The class of '83 have risen against the entire system, declaring "that their consciences will not allow them to appear upon the commencement stage as the recipients of "honors" based on a system which they believe to be injurious to the moral and intellectual tone of the college and unworthy of the dignity of college students." As their request for the doing away with honors was not granted, they have asked that, in their case, the usual commencement exercises be omitted.

AMHERST.Amherst professors mark on the scale of five and make four grades, which appear on the diploma and certify to the actual average work the student has accomplished. The lowest grade corresponds to two, on the scale of five. A mark of three gives one cum laude; four, magna cum laude, and five, summa cum laude. The aim of this marking system is to make the nominal mark correspond to the actual work done. The six or eight in the class who attain the highest average ranks appear on the commencement stage, thus general ability is encouraged rather than proficiency in special lines of study. The best four men in the class are monitors.

BROWN.Marks are given on a scale of twenty. Ex means that the student has nearly reached the maximum, though how near it does not show. V. G. comes next, then G., which is followed by M., which signifies moderate success in the study. D. stands for deficient, and covers all marks below ten. Commencement honors are four in number - valedictory, salutatory, classical and philosophical orations. These are awarded according to standing. There is a strong feeling at Brown against the system.

WILLIAMS.Marks are given on recitations and examinations, and on the basis of these marks honors are assigned. In the two last years the marks are largely determined by examinations and the professor's personal estimate of the man's work.
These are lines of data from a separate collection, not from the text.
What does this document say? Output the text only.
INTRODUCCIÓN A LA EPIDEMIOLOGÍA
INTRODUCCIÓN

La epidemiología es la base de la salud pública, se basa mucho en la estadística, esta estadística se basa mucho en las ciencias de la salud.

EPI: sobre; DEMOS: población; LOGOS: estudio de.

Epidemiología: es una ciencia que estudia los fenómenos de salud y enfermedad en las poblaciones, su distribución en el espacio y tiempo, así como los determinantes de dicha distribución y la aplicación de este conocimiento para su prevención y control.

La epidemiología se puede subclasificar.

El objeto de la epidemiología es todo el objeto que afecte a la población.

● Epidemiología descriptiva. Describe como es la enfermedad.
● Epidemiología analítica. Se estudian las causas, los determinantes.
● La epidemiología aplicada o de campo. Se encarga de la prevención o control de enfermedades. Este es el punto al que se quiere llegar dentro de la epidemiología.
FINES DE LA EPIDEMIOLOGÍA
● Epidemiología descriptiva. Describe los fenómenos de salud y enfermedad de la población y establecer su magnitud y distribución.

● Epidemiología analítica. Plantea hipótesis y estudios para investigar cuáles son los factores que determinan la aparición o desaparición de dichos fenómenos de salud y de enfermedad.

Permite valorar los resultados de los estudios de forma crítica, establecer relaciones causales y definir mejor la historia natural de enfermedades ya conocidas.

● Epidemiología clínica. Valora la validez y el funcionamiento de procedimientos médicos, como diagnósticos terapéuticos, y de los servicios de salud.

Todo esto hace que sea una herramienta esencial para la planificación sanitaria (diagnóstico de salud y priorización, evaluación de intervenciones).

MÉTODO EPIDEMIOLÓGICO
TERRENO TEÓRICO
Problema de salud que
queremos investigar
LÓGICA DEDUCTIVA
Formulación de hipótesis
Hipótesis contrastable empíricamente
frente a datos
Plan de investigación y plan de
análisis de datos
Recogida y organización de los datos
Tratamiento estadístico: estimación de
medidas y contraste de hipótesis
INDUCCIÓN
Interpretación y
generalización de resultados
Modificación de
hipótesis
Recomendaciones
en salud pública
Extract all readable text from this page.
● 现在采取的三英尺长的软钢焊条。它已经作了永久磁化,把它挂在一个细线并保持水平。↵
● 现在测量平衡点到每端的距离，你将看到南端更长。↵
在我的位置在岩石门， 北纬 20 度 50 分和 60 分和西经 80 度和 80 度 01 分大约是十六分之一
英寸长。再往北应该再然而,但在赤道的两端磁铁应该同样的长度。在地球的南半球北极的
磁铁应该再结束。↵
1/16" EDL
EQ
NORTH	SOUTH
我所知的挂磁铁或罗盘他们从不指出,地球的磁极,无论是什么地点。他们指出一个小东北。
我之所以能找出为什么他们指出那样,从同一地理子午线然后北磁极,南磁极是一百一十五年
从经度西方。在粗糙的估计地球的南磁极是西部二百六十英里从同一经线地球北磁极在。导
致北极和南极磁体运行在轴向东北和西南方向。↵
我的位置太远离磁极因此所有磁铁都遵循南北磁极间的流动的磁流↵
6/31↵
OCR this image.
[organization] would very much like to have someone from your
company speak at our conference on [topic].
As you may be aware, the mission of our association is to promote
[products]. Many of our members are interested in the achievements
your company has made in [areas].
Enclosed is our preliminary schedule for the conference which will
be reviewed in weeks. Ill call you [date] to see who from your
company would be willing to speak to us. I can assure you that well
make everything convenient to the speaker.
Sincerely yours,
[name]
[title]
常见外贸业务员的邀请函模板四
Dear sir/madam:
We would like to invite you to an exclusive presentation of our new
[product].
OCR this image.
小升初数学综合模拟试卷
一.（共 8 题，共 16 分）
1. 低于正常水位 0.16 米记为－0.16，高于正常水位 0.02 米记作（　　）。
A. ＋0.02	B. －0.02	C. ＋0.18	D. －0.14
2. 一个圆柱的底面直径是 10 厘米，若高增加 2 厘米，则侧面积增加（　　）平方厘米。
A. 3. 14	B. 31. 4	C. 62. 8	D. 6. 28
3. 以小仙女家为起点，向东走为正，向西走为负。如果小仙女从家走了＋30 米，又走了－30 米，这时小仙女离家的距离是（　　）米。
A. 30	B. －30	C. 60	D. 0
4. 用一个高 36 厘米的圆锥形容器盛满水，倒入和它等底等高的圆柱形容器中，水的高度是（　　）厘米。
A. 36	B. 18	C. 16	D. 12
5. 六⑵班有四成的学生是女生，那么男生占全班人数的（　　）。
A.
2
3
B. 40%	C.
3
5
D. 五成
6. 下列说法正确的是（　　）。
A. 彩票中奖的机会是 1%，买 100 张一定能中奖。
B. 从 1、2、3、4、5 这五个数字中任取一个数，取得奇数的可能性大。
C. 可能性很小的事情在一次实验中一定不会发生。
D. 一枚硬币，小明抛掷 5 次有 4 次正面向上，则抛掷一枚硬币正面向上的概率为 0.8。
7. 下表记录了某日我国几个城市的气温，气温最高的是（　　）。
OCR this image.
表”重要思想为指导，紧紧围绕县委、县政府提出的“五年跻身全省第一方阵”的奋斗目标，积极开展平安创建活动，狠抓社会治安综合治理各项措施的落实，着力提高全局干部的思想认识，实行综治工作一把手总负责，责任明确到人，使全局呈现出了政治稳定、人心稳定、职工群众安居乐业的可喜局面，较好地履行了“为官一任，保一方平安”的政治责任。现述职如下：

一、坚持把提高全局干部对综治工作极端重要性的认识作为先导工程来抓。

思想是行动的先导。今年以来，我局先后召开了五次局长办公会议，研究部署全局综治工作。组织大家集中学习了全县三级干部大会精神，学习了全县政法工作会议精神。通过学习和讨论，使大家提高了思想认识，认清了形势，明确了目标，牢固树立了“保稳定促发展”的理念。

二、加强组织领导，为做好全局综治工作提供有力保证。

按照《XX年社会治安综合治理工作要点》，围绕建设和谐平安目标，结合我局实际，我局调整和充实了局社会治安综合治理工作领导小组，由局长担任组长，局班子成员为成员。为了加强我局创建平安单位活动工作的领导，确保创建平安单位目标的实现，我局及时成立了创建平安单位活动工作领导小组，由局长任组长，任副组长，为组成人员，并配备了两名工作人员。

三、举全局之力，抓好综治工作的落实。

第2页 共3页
The marks given at the end of each term are expressed, not in number, but by certain adjectives as very high, low, medium, etc. These correspond to fixed grades, so that one can tell approximately his numerical work as very high means nine-tenths on a scale of ten. For the awarding of prize scholarships the class average for the year is considered alone. To decide about prizes usually special examinations are held, involving extra work. or special examinations may be held without assigning additional work. The results of these examinations are combined with the class-room rank in the study, to determine the final decision. Or it is often the case, notably in mathematical honors and the Cordon medal that the prizes are given solely on the basis of regular class work and examinations. Commencement appointments are made on the same basis, i. e., that of the entire average of the course in curriculum work. Ilitherto those appointed for rank have always appeared on the commencement stage, but by the new laws of the college (in effect this year for the first time) the number of speakers is limited. They are chosen as at Harvard. The names of those who do not speak appear on the commencement programmes as at Harvard.

COLUMBIA.The marking system of Columbia College is not complex; the maximum mark is 100 per cent. in the college and school of mines. The minimum or passing mark for freshmen and sophomores is 50 per cent.; for juniors and seniors, 60 per cent. The honor classes are made up of students whose standing for the four years has been above 80 per cent. First class those having total mark 95-100 per cent. Second class, those having a total mark of 90-95 per cent. Third class, those having a total mark of 80-90 per cent.

The marks given are published semiannually, unless the professor chooses to make them known monthly. The monthly mark of the student in every department counts 50 per cent. The remaining 50 per cent. is made up by the semi-annual examinations, the two together making the maximum work for the term. The chief honor on commencement day is the Greek salutatory. Number two delivers a Latin oration. Others in second honor class have English orations. The Valedictory address is delivered by a student whose only requirements are that he shall be an honor man, he shall be nominated by the faculty, and be elected by the class.